It’s a fair question. The Southern Baptist Convention, a denomination founded upon a commitment to slavery and racism, is now engaged in a fierce debate over how to deal with racial unrest in the United States. Future historians will notice the irony.
From 2016 to 2019, too, I preached on the campuses of four of the SBC seminaries and had been invited to another. The backstage conversations at these gatherings promised a new era of advancement on race and theology.
So we decided to cooperate and join our church to the SBC in what is known as a dual affiliation.
The resistance, especially from some of our elderly membership, was swift and sincere.
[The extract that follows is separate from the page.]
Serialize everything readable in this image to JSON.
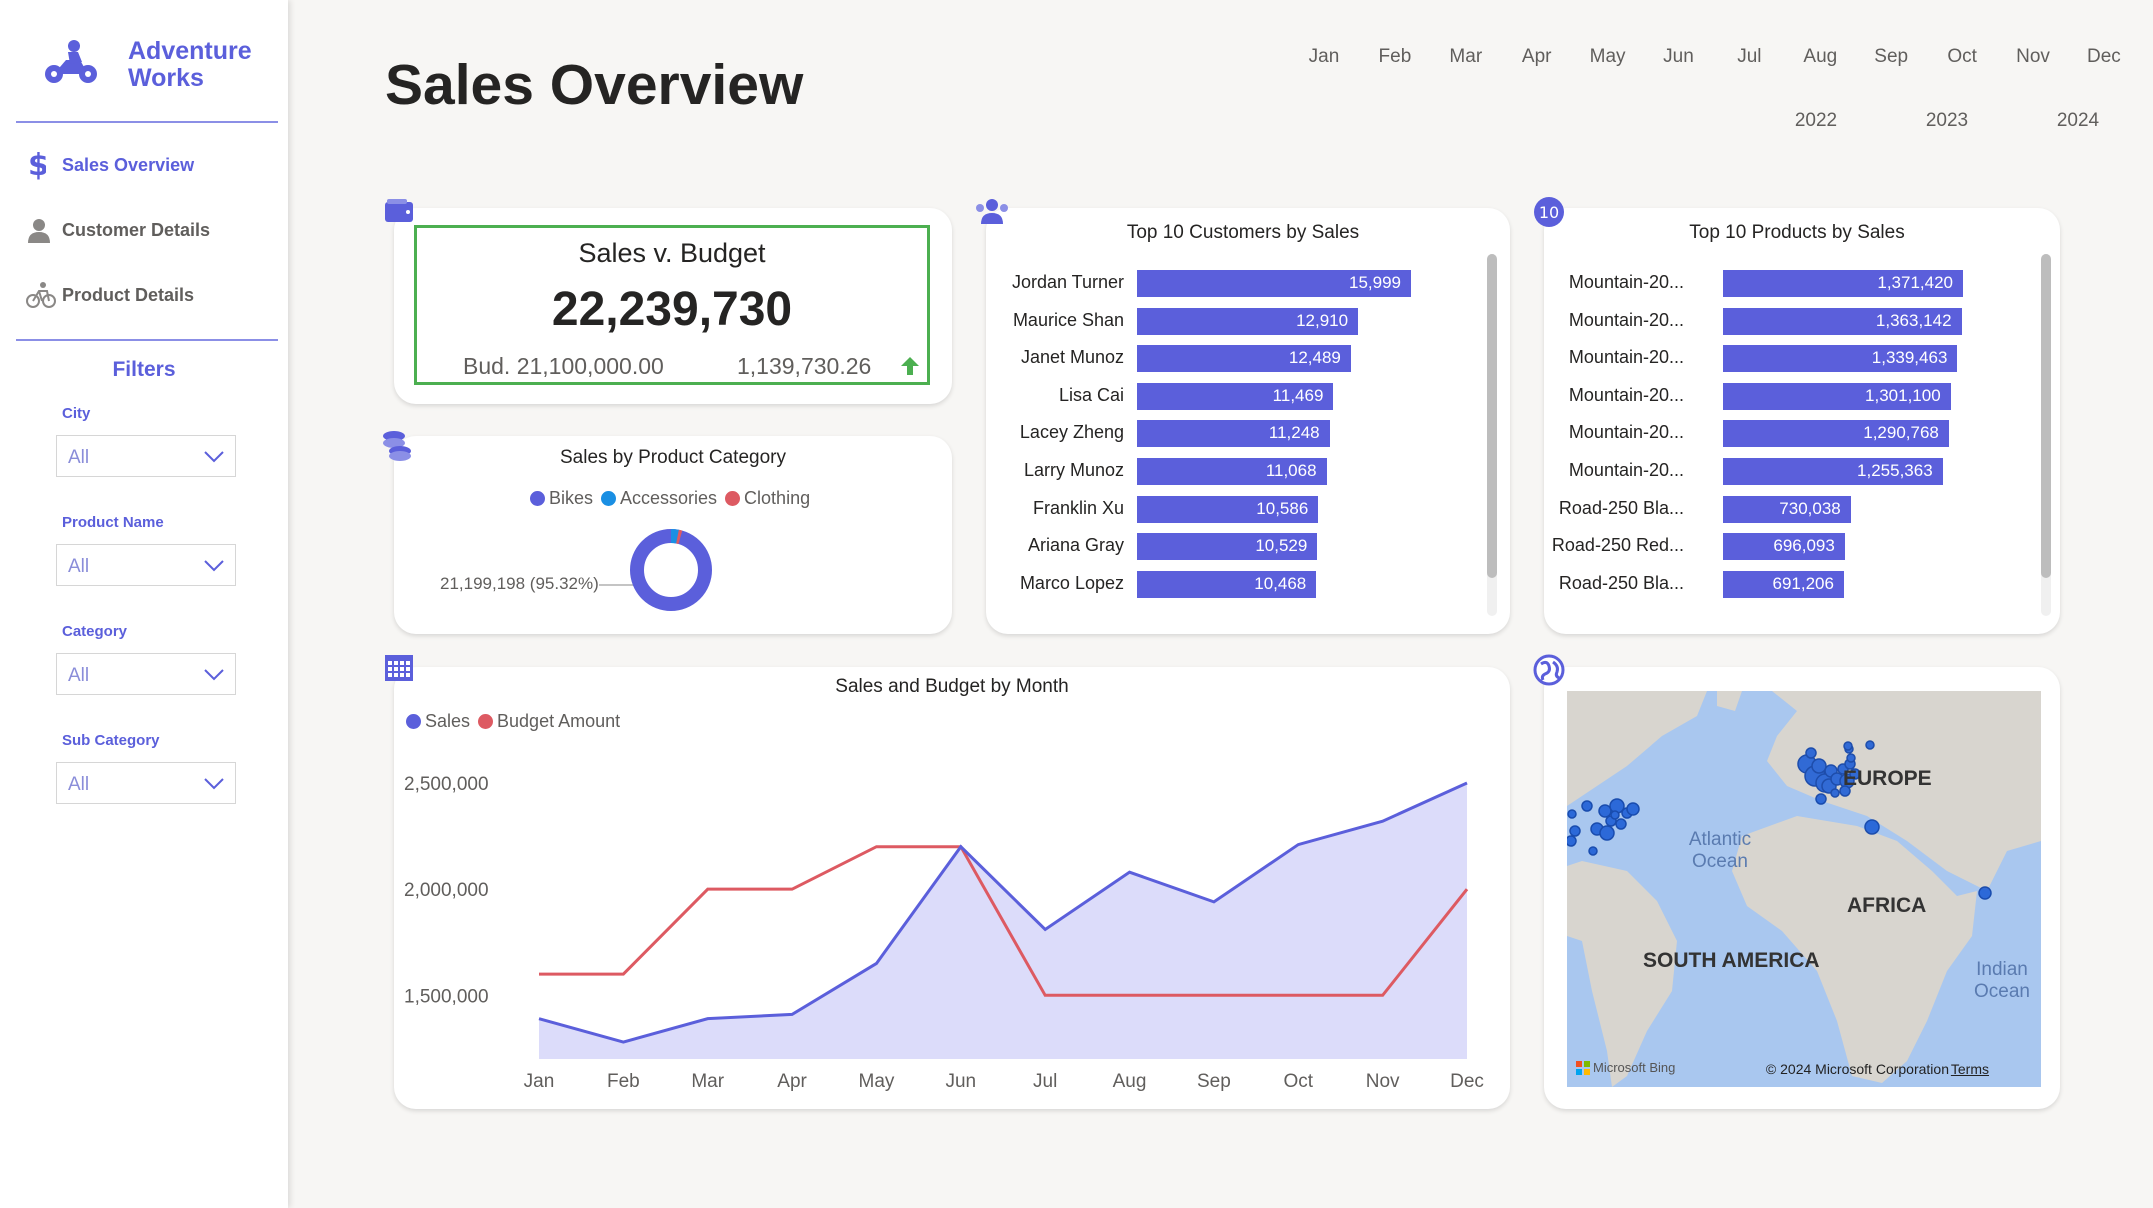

“That was the old Southern Baptists,” I promised them and others in our church. The specter of racial animus and theological arrogance was giving way to a new era of Christian leadership, I suggested. Sure, there were more battles to be won before legitimate change would warm the hearts of African American churches like ours, but that’s why our movement felt almost prophetic.
At the emergence of the pandemic, the SBC donated to our emergency effort to provide online food delivery services for Chicagoans with SNAP benefits. Here it was, I thought, further proof that the old SBC was fading.
But as 2020 went on, I grew increasingly uneasy. When Albert Mohler, the president of the Southern Baptist Seminary, said the only politically moral option for Christians was the Republican Party, I asked other SBC leaders, good Christian men, to challenge him. They would not. I was shocked, but not surprised, when Mohler endorsed President Trump and watched the two men — on Reformation Day — celebrate each other on Twitter.
And then, last week, a final straw.
On Dec. 1, all six of the SBC seminary presidents — without one Black president or counter opinion among them — told the world that a high view of Scripture necessarily required a corresponding and total rejection of critical race theory and intersectionality.
When did the theological architects of American slavery develop the moral character to tell the church how it should discuss and discern racism? When did those who have yet to hire multiple Black or brown faculty at their seminaries assume ethical authority on the subject of systemic injustice?
How did they, who in 2020 still don’t have a single Black denominational entity head, reject once and for all a theory that helps to frame the real race problems we face?
I had to tell my church I was wrong. There is no such thing as “the Old Southern Baptists.”
Conservatism is, and has always been, the god of the SBC.